A must-read: Yudkowsky's gentle, brilliant explanation of Bayesian reasoning and evidence. And why we overestimate breast cancer occurrence 85% of the time.
Happy Fun-with-Evidence Friday. No videos today, just an important lesson told in an entertaining way. Eliezer Yudkowsky is a research fellow at the Singularity Institute for Artifical Intelligence. Boy howdy, can he explain stuff. He's written some great explanations of Bayes' theorem for non-practitioners. [Thanks to @SciData (Mike Will) for linking to this.]
How Bayesian reasoning relies on evidence. Bayes depends on something called 'priors': These are prior probabilities (think of them as 'original' probabilities before additional information becomes available). We use evidence to establish the value of these priors (e.g., the proportion of people with a particular disease or condition). Bayes' theorem is then used to determine revised, or posterior, probabilities given some additional information, such as a test result. (Where do people get priors? "There's a small, cluttered antique shop in a back alley of San Francisco's Chinatown. Don't ask about the bronze rat.")
Yudkowsky opens by saying "Your friends and colleagues are talking about something called 'Bayes' Theorem' or 'Bayes' Rule', or something called Bayesian reasoning. They sound really enthusiastic about it, too, so you google and find a webpage about Bayes' Theorem and... It's this equation. That's all. Just one equation. The page you found gives a definition of it, but it doesn't say what it is, or why it's useful, or why your friends would be interested in it. It looks like this random statistics thing." Then he walks through a simple example about calculating breast cancer risk for a woman with a positive mammography result. Very hands-on, including little calculators like this:
Risk, misunderstood 85% of the time? The scary part is this: "Next, suppose I told you that most doctors get the same wrong answer on this problem - usually, only around 15% of doctors get it right. ("Really? 15%? Is that a real number, or an urban legend based on an Internet poll?" It's a real number. See Casscells, Schoenberger, and Grayboys 1978; Eddy 1982; Gigerenzer and Hoffrage 1995; and many other studies. It's a surprising result which is easy to replicate, so it's been extensively replicated.)"
Evidence slides probability up or down. I especially like Yudkowsky's description of how evidence 'slides' probability in one direction or another. For instance, in the breast cancer example, if a woman receives a positive mammography result, the revised probability of cancer slides from 1% to 7.8%, while a negative result slides the revised probability from 1% to 0.22%.
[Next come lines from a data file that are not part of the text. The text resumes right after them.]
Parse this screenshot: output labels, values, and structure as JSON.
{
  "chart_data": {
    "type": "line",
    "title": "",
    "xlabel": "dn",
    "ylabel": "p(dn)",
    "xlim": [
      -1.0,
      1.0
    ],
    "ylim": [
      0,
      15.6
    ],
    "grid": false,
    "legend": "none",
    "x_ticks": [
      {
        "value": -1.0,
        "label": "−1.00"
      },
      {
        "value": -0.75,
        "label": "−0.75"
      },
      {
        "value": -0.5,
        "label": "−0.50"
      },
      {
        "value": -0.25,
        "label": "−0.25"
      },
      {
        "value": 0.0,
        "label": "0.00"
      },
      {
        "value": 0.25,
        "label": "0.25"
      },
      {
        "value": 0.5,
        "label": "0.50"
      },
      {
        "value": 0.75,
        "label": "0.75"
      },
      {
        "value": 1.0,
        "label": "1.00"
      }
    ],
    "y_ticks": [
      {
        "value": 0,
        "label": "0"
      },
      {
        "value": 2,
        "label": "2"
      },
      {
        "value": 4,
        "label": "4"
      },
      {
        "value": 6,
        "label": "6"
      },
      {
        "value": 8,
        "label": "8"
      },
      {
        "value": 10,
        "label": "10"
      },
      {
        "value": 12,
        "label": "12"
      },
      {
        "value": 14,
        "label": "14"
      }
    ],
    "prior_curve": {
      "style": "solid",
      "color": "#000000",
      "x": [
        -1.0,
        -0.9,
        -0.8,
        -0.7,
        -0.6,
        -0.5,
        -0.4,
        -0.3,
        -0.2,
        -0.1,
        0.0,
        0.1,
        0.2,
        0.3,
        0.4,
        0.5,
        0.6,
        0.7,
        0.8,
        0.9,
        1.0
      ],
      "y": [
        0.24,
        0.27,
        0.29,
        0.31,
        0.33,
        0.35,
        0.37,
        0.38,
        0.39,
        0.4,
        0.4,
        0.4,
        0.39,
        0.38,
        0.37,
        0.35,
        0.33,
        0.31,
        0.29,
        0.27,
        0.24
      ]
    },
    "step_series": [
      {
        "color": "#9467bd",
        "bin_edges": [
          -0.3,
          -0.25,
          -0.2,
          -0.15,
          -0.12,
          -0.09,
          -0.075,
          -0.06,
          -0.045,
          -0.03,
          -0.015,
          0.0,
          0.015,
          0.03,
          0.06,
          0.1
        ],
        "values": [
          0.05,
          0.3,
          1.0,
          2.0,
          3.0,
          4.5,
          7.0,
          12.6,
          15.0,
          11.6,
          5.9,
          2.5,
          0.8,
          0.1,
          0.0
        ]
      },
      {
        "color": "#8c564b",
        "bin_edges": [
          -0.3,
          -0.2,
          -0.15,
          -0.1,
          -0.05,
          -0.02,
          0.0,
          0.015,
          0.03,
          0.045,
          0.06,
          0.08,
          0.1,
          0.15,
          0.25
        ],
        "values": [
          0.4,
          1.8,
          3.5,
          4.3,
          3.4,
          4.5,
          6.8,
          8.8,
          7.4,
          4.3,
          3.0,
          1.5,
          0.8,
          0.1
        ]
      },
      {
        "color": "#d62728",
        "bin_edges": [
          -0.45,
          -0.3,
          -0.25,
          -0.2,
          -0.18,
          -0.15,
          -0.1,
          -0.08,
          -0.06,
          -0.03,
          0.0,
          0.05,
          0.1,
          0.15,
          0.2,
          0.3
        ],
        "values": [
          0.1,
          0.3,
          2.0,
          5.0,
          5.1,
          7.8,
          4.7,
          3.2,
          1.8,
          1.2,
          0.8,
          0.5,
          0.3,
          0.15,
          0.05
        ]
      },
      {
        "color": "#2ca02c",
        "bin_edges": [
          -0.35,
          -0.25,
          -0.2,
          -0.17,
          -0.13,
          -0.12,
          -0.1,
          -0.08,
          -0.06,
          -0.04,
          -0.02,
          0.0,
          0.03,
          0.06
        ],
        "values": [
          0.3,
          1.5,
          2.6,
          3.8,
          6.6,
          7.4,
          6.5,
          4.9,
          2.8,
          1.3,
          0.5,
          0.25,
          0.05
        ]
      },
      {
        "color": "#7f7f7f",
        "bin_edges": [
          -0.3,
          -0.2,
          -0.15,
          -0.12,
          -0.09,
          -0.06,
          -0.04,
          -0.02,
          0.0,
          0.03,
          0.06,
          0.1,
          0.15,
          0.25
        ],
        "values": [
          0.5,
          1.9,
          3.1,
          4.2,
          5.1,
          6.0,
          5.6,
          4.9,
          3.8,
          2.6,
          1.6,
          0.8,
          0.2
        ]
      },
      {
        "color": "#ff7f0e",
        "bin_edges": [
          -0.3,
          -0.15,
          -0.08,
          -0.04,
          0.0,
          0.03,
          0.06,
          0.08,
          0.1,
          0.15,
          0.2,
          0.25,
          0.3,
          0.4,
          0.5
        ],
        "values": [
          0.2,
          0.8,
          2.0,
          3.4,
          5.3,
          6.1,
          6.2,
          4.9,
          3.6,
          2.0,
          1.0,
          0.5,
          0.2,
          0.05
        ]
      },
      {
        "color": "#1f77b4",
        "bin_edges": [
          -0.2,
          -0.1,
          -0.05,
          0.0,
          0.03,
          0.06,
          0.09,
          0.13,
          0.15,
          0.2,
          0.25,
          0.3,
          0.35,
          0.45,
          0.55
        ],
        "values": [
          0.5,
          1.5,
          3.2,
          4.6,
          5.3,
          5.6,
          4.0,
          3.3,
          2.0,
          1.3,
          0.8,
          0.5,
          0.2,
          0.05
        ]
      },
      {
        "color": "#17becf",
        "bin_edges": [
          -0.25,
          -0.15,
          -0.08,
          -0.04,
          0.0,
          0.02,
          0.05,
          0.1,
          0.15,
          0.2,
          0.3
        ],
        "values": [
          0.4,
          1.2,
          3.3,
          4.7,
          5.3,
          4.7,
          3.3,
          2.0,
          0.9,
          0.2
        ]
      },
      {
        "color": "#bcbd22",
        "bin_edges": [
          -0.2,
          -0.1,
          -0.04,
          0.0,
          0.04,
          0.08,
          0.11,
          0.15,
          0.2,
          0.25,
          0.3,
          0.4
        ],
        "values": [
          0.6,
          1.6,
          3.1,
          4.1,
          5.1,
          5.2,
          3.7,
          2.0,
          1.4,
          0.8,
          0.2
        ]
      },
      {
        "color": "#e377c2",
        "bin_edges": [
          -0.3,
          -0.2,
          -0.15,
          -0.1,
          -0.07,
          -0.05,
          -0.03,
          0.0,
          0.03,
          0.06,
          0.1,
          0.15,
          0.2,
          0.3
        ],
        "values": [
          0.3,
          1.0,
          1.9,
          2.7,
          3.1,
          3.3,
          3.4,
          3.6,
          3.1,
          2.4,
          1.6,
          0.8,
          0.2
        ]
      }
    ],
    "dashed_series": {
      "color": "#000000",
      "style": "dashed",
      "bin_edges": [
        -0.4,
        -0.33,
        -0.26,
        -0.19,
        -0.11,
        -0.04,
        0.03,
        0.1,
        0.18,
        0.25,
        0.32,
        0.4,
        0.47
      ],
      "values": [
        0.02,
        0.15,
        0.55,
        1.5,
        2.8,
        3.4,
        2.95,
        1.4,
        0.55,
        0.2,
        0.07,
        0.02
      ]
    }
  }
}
About priors. Yudkowsky reminds us that "priors are true or false just like the final answer - they reflect reality and can be judged by comparing them against reality. For example, if you think that 920 out of 10,000 women in a sample have breast cancer, and the actual number is 100 out of 10,000, then your priors are wrong. For our particular problem, the priors might have been established by three studies - a study on the case histories of women with breast cancer to see how many of them tested positive on a mammography, a study on women without breast cancer to see how many of them test positive on a mammography, and an epidemiological study on the prevalence of breast cancer in some specific demographic."
The Bayesian discussion references the classic Judgment under uncertainty: Heuristics and biases, edited by D. Kahneman, P. Slovic and A. Tversky. "If it seems to you like human thinking often isn't Bayesian... you're not wrong. This terrifying volume catalogues some of the blatant searing hideous gaping errors that pop up in human cognition."
You must read this. Yudkowky's Bayesian discussion continues with a more in-depth example, eventually leading to a technical explanation of technical explanation. I recommend that one, too.